Question

A hollow cylinder having external radius 8 cm and height 10 cm has a total surface area of 338 pai cm square. Find the thickness of the hollow metalic cylinder​

Answer 1

$<b>$External radius = R = 8 cm

internal radius = r

Height = 10 cm

TSA = 338 π cm²

TSA = Area of external cylinder + Area of internal cylinder + twice Area of ring

= 2πRh + 2πrh + 2π(R² - r²)

2π(Rh + rh + R² - r²) = 138 π

Rh + rh + R² - r² =169

(10 × 8)+(r × 10) + 8² - r² = 169

r² - 10r + 25 = 0

(r - 5)² = 0

r = 5

Thickness of metal = R-r = (8 - 5) cm = 3cm

Answer 2

Solution:-

Given:-

External Radius = 8cm.

Height = 10cm.

Total Surface Area = 338π cm²

Let Internal Radius be "x" cm.

TSA = Outer Surface Area + Inner Surface Area + 2(Area of thickness of Cylinder).
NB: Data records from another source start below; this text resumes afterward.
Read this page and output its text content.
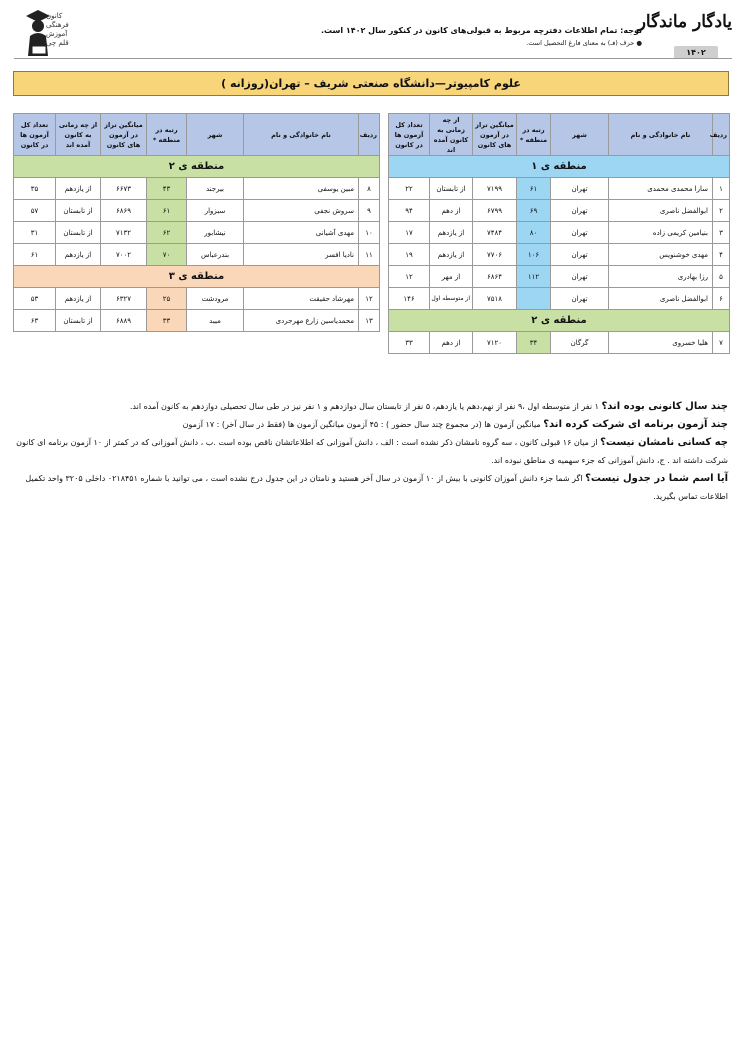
کانون
فرهنگی
آموزش
قلم چی
توجه: تمام اطلاعات دفترچه مربوط به قبولی‌های کانون در کنکور سال ۱۴۰۲ است.
● حرف (فـ) به معنای فارغ التحصیل است.
یادگار ماندگار
۱۴۰۲
علوم کامپیوتر—دانشگاه صنعتی شریف – تهران(روزانه )
ردیف	نام خانوادگی و نام	شهر	رتبه در منطقه *	میانگین تراز در آزمون های کانون	از چه زمانی به کانون آمده اند	تعداد کل آزمون ها در کانون
منطقه ی ۱						
۱	سارا محمدی محمدی	تهران	۶۱	۷۱۹۹	از تابستان	۲۲
۲	ابوالفضل ناصری	تهران	۶۹	۶۷۹۹	از دهم	۹۴
۳	بنیامین کریمی زاده	تهران	۸۰	۷۴۸۴	از یازدهم	۱۷
۴	مهدی خوشنویس	تهران	۱۰۶	۷۷۰۶	از یازدهم	۱۹
۵	رزا بهادری	تهران	۱۱۲	۶۸۶۴	از مهر	۱۲
۶	ابوالفضل ناصری	تهران		۷۵۱۸	از متوسطه اول	۱۴۶
منطقه ی ۲						
۷	هلیا خسروی	گرگان	۳۴	۷۱۲۰	از دهم	۳۳
ردیف	نام خانوادگی و نام	شهر	رتبه در منطقه *	میانگین تراز در آزمون های کانون	از چه زمانی به کانون آمده اند	تعداد کل آزمون ها در کانون
منطقه ی ۲						
۸	مبین یوسفی	بیرجند	۴۳	۶۶۷۳	از یازدهم	۳۵
۹	سروش نجفی	سبزوار	۶۱	۶۸۶۹	از تابستان	۵۷
۱۰	مهدی آشیانی	نیشابور	۶۲	۷۱۳۲	از تابستان	۳۱
۱۱	نادیا افسر	بندرعباس	۷۰	۷۰۰۲	از یازدهم	۶۱
منطقه ی ۳						
۱۲	مهرشاد حقیقت	مرودشت	۲۵	۶۳۲۷	از یازدهم	۵۳
۱۳	محمدیاسین زارع مهرجردی	میبد	۳۳	۶۸۸۹	از تابستان	۶۳

چند سال کانونی بوده اند؟ ۱ نفر از متوسطه اول ،۹ نفر از نهم،دهم یا یازدهم، ۵ نفر از تابستان سال دوازدهم و ۱ نفر نیز در طی سال تحصیلی دوازدهم به کانون آمده اند.

چند آزمون برنامه ای شرکت کرده اند؟ میانگین آزمون ها (در مجموع چند سال حضور ) : ۴۵ آزمون میانگین آزمون ها (فقط در سال آخر) : ۱۷ آزمون

چه کسانی نامشان نیست؟ از میان ۱۶ قبولی کانون ، سه گروه نامشان ذکر نشده است : الف ، دانش آموزانی که اطلاعاتشان ناقص بوده است .ب ، دانش آموزانی که در کمتر از ۱۰ آزمون برنامه ای کانون شرکت داشته اند . ج، دانش آموزانی که جزء سهمیه ی مناطق نبوده اند.

آیا اسم شما در جدول نیست؟ اگر شما جزء دانش آموزان کانونی با بیش از ۱۰ آزمون در سال آخر هستید و نامتان در این جدول درج نشده است ، می توانید با شماره ۰۲۱۸۴۵۱ داخلی ۳۲۰۵ واحد تکمیل اطلاعات تماس بگیرید.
=> 2πrh + 2πRh + 2π(R² -r²)

=> 338π = 20πr + 160π + 128π - 2πr²

=> 2πr² - 20πr + 50π =0

=> r² -10r + 25 =0

=>(r -5)²=0

=> r =5 cm

Hence,

Area of Thickness = Outer Radius - Inner Radius

=> Area of Thickness = 8 - 5

=> Area of Thickness = 3cm.

Hence,

Area of Thickness of Metallic Cylinder is 3cm.